Eigentlich suchte ich nur in alten Kisten nach Fotos für eine Familienfeier. Dabei fiel mir dieser Geburtstagsgruß meines Vaters an meine Mutter in die Hände. Mein Vater war in den fünfziger Jahren als Schiffskoch bei der Handelsmarine beschäftigt und auf der Ansgaritor nach New York oder in die Karibik unterwegs. Meine Mutter arbeitete in Kamen, Westfalen, in einem Altenheim. Viel schöner als jede SMS und auch jeder Anruf, der längst vergessen wäre, hat sich der telegrafische Gruß auch mehr als 50 Jahre nach seiner Versendung erhalten.
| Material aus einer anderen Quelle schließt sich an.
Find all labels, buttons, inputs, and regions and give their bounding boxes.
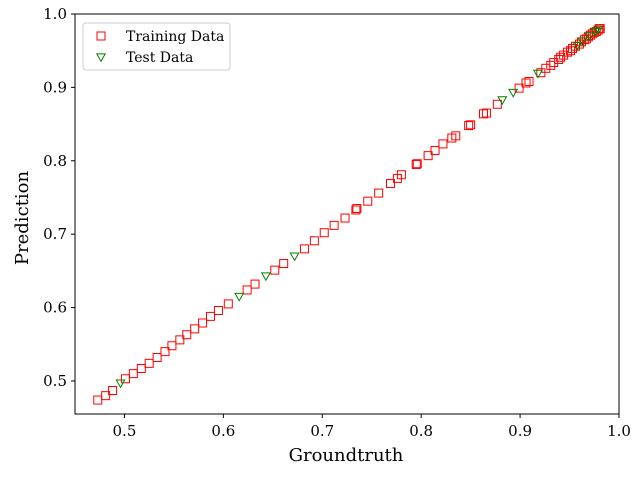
x-axis-label: Groundtruth — [289, 445, 404, 466]
training-data-point — [182, 330, 192, 340]
legend-entry-label: Test Data — [126, 50, 193, 66]
training-data-point — [270, 265, 280, 275]
training-data-point — [223, 299, 233, 309]
training-data-point — [374, 188, 384, 198]
training-data-point — [319, 228, 329, 238]
y-tick-label: 0.6 — [43, 299, 67, 317]
x-tick-label: 1.0 — [607, 422, 631, 440]
y-tick-label: 1.0 — [43, 5, 67, 23]
y-tick-label: 0.9 — [43, 78, 67, 96]
training-data-point — [190, 324, 200, 334]
test-data-point — [584, 32, 595, 42]
training-data-point — [136, 363, 146, 373]
series-training-data — [93, 24, 605, 405]
training-data-point — [329, 220, 339, 230]
test-data-point — [593, 25, 604, 35]
test-data-point — [508, 88, 519, 98]
training-data-point — [175, 335, 185, 345]
test-data-point — [572, 41, 583, 51]
x-tick-label: 0.5 — [113, 422, 137, 440]
training-data-point — [152, 352, 162, 362]
plot-frame — [74, 13, 620, 415]
training-data-point — [549, 57, 559, 67]
training-data-point — [481, 108, 491, 118]
training-data-point — [430, 146, 440, 156]
training-data-point — [514, 83, 524, 93]
training-data-point — [340, 213, 350, 223]
training-data-point — [242, 285, 252, 295]
training-data-point — [541, 63, 551, 73]
training-data-point — [546, 60, 556, 70]
training-data-point — [423, 151, 433, 161]
test-data-point — [234, 292, 245, 302]
series-test-data — [115, 25, 604, 389]
training-data-point — [478, 109, 488, 119]
test-data-point — [289, 252, 300, 262]
test-data-point — [497, 96, 508, 106]
training-data-point — [521, 78, 531, 88]
axes-layer: 0.5 0.6 0.7 0.8 0.9 1.0 0.5 0.6 0.7 0.8 0.9 1.0 — [43, 5, 631, 440]
training-data-point — [213, 306, 223, 316]
training-data-point — [556, 52, 566, 62]
test-data-point — [532, 69, 543, 79]
training-data-point — [412, 159, 422, 169]
legend-test-marker — [95, 53, 107, 63]
training-data-point — [466, 120, 476, 130]
x-tick-label: 0.9 — [508, 422, 532, 440]
training-data-point — [351, 205, 361, 215]
x-tick-label: 0.8 — [409, 422, 433, 440]
training-data-point — [144, 358, 154, 368]
training-data-point — [120, 374, 130, 384]
training-data-point — [299, 244, 309, 254]
test-data-point — [115, 379, 126, 389]
training-data-point — [438, 139, 448, 149]
legend-box — [82, 22, 231, 71]
y-tick-label: 0.8 — [43, 152, 67, 170]
legend-entry-label: Training Data — [126, 29, 224, 45]
training-data-point — [206, 311, 216, 321]
training-data-point — [128, 369, 138, 379]
training-data-point — [108, 386, 118, 396]
training-data-point — [396, 170, 406, 180]
training-data-point — [386, 179, 396, 189]
training-data-point — [309, 236, 319, 246]
training-data-point — [198, 318, 208, 328]
y-tick-label: 0.7 — [43, 225, 67, 243]
y-axis-label: Prediction — [12, 171, 33, 266]
x-tick-label: 0.6 — [211, 422, 235, 440]
training-data-point — [160, 347, 170, 357]
training-data-point — [167, 341, 177, 351]
training-data-point — [363, 196, 373, 206]
training-data-point — [524, 77, 534, 87]
test-data-point — [577, 37, 588, 47]
points-layer — [93, 24, 605, 405]
training-data-point — [464, 121, 474, 131]
y-tick-label: 0.5 — [43, 372, 67, 390]
legend: Training Data Test Data — [82, 22, 231, 71]
training-data-point — [279, 259, 289, 269]
training-data-point — [451, 131, 461, 141]
training-data-point — [352, 203, 362, 213]
legend-training-marker — [96, 31, 106, 41]
training-data-point — [250, 279, 260, 289]
training-data-point — [411, 159, 421, 169]
training-data-point — [101, 391, 111, 401]
test-data-point — [260, 272, 271, 282]
training-data-point — [492, 99, 502, 109]
x-tick-label: 0.7 — [310, 422, 334, 440]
Dieses »Radio-Geschenk« brachte die große weite Welt in Windeseile in die deutsche Provinz und hat die Empfängerin die große Distanz zu ihrem Schatz sicher vergessen lassen. Vor zwei Jahren haben meine Eltern ihre Goldene Hochzeit gefeiert, die Investition meines Vaters hat sich also offenbar gelohnt.

Elfi Zimmerling, Düsseldorf

 

Was mein Leben reicher macht

Wenn ich meinen 15-jährigen, stark pubertierenden Sohn sehe, wie er seiner zweijährigen Cousine Marmeladenbrote streicht und sie gemeinsam mit ihr verzehrt. Er ist doch auf einem guten Weg, denke ich dann.

Mona Klement, Schwabach

 

Was mein Leben reicher macht

Schon als Kind hatte ich Probleme mit Reißverschlüssen. Das hat sich im Rentenalter nicht geändert. So stehe ich letztens in Friedrichshafen auf dem Bürgersteig und kämpfe mit meiner Jacke. Ein älterer Herr kommt mir entgegen, bleibt stehen und sagt: »Diese Reißverschlüsse klemmen aber auch immer!« Ganz selbstverständlich macht er mir die Jacke zu. Das war ein Gefühl wie damals als Kind, wenn Mama mir geholfen hat. Schön war das. Und vor allem so selbstverständlich. Der freundliche Herr ging einfach weiter.